Remote virus testing on fast-track program

29 April 2020

Source: Giuseppe Tauriello, The Advertiser, 28 April 2020

QUICK TURNAROUND: Medical Communications Associates chief executive Stephen Dippy and medical director Dr Wilton Braund with a coronavirus testing device that can help deliver results in just 45 minutes.

AN Adelaide medical software company has been chosen to support a new coronavirus testing program to be delivered in remote Aboriginal communities.

Picture: RUSSELL MILLARD/AAP

The $3.3 million program was launched by the Federal Government last week, and will be rolled out to 83 testing sites in communities most at risk from the pandemic.

It will be delivered through a partnership between the University of NSW’s Kirby Institute and Flinders University’s International Centre for Point of Care Testing.

Using a nasal swab, a test known as Xpert SARS-CoV-2 will be used to detect coronavirus infections. Results will be delivered in just 45 minutes, compared to current turnaround times of up to 10 days for some remote communities.

Software developed by Adelaide-based Medical Communications Associates (MCA) – known as Clinical Universe – will capture, analyse and deliver data from the specialist testing devices, in real- time, to the communicable diseases branches of state and federal health departments.

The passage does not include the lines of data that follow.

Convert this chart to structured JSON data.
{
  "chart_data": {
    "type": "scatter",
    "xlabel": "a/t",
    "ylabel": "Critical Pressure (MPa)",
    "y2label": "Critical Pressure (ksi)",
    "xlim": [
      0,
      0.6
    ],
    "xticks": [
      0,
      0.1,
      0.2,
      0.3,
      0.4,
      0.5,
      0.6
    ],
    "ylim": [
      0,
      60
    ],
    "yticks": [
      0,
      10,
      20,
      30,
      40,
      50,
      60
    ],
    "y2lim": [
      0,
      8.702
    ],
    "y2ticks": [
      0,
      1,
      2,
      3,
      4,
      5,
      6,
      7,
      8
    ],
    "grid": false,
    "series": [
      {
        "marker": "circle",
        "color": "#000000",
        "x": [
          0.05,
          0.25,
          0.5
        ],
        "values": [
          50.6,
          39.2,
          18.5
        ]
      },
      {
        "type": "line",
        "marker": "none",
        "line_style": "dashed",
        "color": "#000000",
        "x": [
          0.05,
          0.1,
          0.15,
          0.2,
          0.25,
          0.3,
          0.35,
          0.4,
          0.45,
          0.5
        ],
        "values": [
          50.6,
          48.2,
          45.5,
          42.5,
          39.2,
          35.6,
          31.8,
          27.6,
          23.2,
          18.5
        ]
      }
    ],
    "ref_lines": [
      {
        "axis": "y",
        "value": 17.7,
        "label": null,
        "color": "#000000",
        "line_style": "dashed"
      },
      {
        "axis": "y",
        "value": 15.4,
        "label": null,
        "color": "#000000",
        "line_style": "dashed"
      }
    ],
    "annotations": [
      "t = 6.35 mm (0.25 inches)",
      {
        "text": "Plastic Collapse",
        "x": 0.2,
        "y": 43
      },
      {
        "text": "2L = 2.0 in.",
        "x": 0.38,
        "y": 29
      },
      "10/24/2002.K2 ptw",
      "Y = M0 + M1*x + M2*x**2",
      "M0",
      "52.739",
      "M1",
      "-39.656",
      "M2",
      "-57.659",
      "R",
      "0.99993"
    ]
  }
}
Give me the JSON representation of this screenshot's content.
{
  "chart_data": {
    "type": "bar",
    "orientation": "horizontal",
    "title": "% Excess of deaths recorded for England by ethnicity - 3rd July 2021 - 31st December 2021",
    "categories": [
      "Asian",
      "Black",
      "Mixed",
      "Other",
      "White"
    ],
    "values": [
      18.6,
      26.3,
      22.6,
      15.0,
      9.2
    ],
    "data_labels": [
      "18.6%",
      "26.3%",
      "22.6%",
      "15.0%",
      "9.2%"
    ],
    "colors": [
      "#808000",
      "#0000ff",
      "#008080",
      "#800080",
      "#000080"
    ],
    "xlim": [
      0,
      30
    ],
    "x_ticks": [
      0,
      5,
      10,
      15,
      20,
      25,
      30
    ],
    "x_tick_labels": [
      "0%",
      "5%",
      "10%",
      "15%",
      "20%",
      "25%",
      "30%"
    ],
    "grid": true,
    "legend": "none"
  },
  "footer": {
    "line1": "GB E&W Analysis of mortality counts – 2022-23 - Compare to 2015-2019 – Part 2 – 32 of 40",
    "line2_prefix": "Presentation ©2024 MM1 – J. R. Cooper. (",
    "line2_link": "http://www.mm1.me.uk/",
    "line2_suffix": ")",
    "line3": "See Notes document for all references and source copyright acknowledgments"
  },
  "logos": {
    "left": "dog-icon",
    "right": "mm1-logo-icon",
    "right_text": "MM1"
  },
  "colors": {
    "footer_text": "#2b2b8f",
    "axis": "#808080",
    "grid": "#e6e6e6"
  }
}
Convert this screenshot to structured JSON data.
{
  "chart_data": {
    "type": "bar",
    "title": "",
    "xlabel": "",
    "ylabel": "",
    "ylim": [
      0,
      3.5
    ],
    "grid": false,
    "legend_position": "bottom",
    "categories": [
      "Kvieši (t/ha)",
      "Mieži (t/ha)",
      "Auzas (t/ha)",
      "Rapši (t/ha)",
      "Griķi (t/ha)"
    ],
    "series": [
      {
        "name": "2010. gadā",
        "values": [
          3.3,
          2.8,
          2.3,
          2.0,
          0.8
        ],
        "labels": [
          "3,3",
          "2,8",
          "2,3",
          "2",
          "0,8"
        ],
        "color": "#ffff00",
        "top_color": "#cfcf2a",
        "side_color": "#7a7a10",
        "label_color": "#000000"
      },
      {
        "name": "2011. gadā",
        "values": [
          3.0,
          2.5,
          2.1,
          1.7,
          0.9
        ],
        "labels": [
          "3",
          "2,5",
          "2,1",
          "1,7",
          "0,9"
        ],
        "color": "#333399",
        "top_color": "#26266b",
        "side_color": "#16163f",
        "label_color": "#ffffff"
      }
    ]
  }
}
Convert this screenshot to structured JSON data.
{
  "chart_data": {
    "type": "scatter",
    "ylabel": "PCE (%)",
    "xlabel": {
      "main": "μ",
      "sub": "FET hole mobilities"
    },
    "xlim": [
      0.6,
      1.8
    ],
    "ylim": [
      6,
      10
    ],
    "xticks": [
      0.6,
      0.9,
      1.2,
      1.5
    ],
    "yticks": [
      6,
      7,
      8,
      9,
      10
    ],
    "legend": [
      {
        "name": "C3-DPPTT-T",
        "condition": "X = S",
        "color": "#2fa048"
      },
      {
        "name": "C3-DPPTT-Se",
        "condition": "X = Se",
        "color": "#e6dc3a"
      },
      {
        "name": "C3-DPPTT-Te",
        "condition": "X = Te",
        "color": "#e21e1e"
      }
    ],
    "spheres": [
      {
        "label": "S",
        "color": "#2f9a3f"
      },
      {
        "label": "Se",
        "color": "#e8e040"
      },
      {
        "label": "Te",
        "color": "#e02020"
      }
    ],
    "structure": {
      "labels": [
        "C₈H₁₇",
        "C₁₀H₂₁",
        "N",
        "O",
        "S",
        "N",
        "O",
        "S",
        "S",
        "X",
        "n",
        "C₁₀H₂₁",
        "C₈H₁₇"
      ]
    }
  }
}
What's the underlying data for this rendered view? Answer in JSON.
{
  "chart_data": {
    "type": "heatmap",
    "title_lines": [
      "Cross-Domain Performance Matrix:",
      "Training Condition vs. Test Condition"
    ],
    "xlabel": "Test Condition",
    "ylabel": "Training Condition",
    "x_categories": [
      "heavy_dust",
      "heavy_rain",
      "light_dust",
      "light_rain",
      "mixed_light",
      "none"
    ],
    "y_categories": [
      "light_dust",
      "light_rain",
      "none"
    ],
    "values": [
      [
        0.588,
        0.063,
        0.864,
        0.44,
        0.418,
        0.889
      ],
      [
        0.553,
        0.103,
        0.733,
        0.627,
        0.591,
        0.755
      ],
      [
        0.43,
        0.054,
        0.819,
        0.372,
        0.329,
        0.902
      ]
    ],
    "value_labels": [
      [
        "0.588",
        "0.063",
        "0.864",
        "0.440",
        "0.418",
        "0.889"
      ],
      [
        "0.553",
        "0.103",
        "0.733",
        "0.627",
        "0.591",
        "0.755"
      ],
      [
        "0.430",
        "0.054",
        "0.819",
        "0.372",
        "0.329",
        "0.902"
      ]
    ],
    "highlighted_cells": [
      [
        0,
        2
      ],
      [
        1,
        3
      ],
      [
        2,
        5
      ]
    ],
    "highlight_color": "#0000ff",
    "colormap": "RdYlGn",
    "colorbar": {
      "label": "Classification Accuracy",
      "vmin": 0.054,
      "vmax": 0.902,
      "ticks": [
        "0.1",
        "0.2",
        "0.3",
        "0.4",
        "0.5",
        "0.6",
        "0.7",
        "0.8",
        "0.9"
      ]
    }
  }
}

MCA medical director Dr Wilton Braund said the company had spent more than 10 years developing its software, with the Federal Government project representing a major step in its expansion plans.

The company’s software is already being used in the testing of other diseases in remote areas around the country, as well as in Australian Antarctic research stations.

“An important function of our Clinical Universe software is the direct reporting of notifiable infections from point of care testing to health departments,” Dr Braund said.

“We’re enormously proud that the development work we’ve put in over the past decade from our Adelaide base, combined with national partnerships such as the Kirby Institute and the Australian Antarctic Division, is now translating into benefits for patients on a large scale.”

MCA chief executive Stephen Dippy said the software could support disease testing in other high- risk environments including prisons, airports, aged care facilities and schools.

“Our approach delivers benefits at both ends of the spectrum,” he said. “It delivers virtually instant results to the patient for faster treatment and disease management, as well as giving health agencies a complete picture in real-time of what’s happening at every testing point.

“That kind of intelligent data is incredibly powerful, not only when we’re dealing with a pandemic but it also has applications far beyond the current situation.”